Biden’s campaign, meanwhile, is sticking to its policy script to draw contrasts with his Republican rival. In a speech in Scranton Tuesday, the day after Tax Day, Biden said when he “look[s] at the economy, I don’t see it through the eyes of Mar-a-Lago, I see it through the eyes of Scranton.” He added in an interview with Nexstar Tuesday that Trump’s “lack of ethics has nothing to do with me.”
The president is currently on a three-day campaign swing through the key battleground state of Pennsylvania, which he won in 2020.
Later in his speech Wednesday, Biden became more serious as he spoke of his late son Beau and other family members who were in the military. He had visited a war memorial park in Scranton, Pa., earlier in the day.

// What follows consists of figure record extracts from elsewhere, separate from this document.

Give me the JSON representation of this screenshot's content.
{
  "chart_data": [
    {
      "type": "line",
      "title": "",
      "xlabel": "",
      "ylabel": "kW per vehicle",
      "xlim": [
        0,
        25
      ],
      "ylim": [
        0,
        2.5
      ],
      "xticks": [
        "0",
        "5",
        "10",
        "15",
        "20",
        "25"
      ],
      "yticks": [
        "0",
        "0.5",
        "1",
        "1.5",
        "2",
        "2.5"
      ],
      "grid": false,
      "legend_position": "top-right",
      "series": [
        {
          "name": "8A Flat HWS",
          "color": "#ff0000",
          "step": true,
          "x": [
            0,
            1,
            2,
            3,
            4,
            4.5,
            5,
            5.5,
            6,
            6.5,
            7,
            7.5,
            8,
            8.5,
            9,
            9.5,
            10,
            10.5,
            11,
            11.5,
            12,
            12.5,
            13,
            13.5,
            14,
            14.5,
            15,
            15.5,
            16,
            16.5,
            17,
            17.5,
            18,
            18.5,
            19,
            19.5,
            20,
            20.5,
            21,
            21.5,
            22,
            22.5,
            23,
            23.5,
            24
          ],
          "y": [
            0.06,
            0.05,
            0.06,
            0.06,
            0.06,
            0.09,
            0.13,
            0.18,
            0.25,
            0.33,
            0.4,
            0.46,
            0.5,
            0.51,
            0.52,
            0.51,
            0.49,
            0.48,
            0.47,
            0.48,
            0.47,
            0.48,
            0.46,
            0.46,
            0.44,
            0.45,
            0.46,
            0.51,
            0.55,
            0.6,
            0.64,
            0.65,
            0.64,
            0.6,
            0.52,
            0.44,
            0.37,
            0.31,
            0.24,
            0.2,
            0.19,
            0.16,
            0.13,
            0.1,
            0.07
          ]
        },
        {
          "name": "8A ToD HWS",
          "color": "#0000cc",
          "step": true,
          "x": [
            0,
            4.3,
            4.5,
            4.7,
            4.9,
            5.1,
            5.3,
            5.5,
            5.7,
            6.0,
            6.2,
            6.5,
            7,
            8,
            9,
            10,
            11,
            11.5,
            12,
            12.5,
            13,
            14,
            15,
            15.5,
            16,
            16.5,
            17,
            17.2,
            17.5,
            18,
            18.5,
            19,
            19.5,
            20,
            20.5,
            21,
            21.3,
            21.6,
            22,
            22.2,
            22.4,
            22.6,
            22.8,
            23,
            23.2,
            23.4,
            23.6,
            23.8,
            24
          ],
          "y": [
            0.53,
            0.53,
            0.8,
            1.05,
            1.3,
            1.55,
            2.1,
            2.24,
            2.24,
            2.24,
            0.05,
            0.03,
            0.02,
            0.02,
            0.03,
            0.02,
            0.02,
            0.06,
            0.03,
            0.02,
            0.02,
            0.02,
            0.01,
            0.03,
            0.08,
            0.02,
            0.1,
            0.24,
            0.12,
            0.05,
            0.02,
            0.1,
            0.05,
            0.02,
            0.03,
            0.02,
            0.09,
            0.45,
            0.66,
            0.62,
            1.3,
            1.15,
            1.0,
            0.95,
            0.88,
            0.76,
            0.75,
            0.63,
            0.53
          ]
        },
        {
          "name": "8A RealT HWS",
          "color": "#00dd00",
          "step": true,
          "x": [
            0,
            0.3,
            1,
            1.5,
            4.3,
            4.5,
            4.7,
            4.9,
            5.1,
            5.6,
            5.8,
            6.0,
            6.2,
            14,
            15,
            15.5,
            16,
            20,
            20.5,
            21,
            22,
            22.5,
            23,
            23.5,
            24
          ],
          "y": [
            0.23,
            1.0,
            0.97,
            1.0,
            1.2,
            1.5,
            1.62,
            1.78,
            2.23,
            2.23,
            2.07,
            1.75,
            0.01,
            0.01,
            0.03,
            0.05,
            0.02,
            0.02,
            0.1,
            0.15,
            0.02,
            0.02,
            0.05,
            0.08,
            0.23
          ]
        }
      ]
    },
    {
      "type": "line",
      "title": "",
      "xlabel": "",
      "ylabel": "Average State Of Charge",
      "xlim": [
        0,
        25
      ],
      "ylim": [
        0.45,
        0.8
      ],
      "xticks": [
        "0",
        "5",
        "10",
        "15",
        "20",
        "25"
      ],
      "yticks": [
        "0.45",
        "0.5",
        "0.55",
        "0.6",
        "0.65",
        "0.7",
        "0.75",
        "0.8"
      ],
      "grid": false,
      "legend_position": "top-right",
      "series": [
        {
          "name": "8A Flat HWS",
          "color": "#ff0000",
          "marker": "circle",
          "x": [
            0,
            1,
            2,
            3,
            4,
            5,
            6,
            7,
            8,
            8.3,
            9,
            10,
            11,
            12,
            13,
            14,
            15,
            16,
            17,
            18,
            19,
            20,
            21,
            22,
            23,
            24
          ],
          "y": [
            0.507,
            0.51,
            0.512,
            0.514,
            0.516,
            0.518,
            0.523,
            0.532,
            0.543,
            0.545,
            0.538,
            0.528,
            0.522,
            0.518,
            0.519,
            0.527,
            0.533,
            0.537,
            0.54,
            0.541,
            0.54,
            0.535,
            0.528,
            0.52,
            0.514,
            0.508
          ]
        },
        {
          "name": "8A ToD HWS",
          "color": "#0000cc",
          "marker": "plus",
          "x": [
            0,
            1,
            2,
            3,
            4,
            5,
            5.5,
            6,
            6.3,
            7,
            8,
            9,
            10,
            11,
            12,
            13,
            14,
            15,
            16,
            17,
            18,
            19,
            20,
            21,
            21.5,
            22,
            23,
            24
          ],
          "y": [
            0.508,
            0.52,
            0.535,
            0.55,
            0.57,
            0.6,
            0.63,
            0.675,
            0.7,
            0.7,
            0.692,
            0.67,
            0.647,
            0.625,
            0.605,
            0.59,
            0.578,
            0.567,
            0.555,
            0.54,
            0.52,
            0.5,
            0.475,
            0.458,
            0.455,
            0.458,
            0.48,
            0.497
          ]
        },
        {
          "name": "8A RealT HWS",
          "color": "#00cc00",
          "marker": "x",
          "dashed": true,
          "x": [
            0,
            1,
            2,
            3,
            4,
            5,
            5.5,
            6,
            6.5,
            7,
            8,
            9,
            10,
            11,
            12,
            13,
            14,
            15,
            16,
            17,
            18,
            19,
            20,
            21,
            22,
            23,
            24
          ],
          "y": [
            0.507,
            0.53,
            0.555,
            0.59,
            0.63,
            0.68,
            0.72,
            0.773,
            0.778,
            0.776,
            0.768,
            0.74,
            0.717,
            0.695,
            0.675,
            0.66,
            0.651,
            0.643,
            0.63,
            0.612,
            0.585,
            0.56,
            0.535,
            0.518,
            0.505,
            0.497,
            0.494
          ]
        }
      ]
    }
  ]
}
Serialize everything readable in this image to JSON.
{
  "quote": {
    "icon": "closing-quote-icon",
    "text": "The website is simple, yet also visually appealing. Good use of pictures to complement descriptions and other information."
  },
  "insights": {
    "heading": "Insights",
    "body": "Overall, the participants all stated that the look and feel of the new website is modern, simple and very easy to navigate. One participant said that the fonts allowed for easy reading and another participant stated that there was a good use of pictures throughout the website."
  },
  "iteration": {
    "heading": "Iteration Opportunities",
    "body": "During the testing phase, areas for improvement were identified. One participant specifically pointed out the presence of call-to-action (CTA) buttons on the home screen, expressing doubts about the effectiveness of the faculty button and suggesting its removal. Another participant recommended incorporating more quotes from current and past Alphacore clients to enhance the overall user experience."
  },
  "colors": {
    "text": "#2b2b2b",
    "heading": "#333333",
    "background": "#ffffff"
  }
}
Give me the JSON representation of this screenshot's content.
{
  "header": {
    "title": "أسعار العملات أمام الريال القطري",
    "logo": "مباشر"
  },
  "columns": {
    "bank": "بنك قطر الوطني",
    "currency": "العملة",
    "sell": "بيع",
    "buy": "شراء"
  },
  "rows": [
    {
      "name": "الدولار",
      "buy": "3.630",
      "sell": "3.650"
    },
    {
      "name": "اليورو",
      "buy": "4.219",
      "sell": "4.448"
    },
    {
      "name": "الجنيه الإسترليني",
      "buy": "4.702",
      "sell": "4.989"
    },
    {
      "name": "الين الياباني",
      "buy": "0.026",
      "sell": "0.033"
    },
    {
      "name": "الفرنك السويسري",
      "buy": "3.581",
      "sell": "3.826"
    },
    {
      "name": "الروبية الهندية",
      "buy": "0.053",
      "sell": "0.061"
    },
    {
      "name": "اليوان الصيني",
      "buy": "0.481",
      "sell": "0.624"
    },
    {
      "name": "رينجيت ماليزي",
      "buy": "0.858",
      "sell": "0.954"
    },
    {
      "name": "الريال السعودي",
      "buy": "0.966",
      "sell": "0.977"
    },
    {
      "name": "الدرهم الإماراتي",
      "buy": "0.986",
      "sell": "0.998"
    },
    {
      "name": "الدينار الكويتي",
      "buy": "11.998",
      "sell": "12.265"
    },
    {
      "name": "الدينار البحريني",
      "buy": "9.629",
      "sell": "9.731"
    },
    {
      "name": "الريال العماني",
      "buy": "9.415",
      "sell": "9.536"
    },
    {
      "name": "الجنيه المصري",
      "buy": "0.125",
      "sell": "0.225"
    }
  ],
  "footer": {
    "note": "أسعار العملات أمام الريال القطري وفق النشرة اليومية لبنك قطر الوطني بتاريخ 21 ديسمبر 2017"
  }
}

“I was reminded of what my opponent said in Paris. They asked him to go visit American gravesites, he said no, he wouldn’t do it, they were all ‘suckers’ and ‘losers,’” Biden said. He became audibly emotional as he added, “That man didn’t deserve to be the commander-in-chief of my son.”
The Atlantic first reported in 2020 that Trump made the remarks in November 2018 when canceling a visit to the Aisne-Marne American Cemetery near Paris. Trump has denied he ever made the comments, for which Biden has torn into his rival before.
The incumbent speaks frequently of Beau, who died in May 2015. Biden announced in October 2015 that he would not seek the presidency in 2016, prioritizing his family and grieving his son’s death, before running in 2020.